Los Angeles Howls for Alaska's Wolves
Los Angeles, California — On Saturday, February 28 and Sunday, February 29th, local wolf advocates will spread the word that a boycott of Alaska's $2 billion-a-year tourism industry is the only way to bring policy changes to stop the machine-gunning of wolves. Alaskans have twice opposed aircraft-assisted, land-and-shoot wolf gunning (in 1996 and 2000 voter referenda); yet the governor signed a bill last June overturning the most recent ban.

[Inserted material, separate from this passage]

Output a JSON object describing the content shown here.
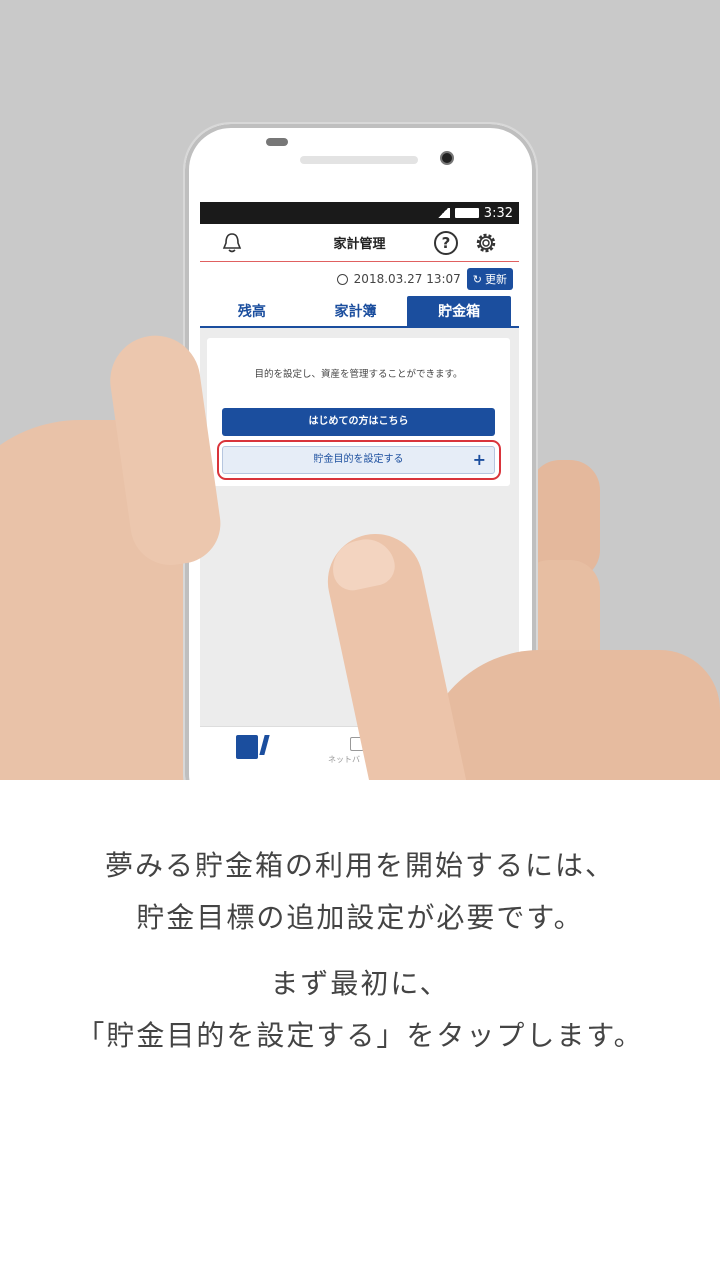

On Saturday, February 28th, protesters will gather on the Pier in Santa Monica from 10am-4pm. Volunteers will hand out educational information and ask passers-by to sign cards and pledge not to travel to Alaska until the aerial wolf-killing plan is called off.
On Sunday, February 29th, protesters will gather from 10am-4pm at LAX at Terminal 2, the arrivals area for Alaska Airlines. These protests are part of a series of nationwide events that began just eight weeks ago, marking the 86th and 87th Howl-Ins; future plans bring that number to 117.
Alaska's Governor Murkowski refuses to listen to the legal, scientific and ethical arguments opposing this draconian program, and since Jan. 21, 2004, 68 wolves have been shot from aircraft in the Nelchina basin, one of two areas where aerial wolf-shooting is encouraged to eliminate wolves. Now the Alaska Board of Game is considering opening 5 or 6 other areas to aerial wolf and bear "control," a scheme designed to appease a minority of moose and caribou hunters.
In response, FoA has initiated a tourism boycott and facilitated a broad-based intervention by supporting groups from all over the U.S. and the world, including retirees, Native Americans, schoolchildren and people who run wolf sanctuaries. All have pledged to boycott Alaska tourism via postcards, letters, faxes, and phone calls to Gov. Murkowski's office.
Priscilla Feral, president of FoA, says, "70,000 Boycott Alaska postcards are headed to Gov. Murkowski to protest the wolf-killing plan, which involves hunter-pilot teams shooting wolves from planes or chasing the wolves to exhaustion from the air, then landing and shooting them. This harassment of free-living animals is a national disgrace."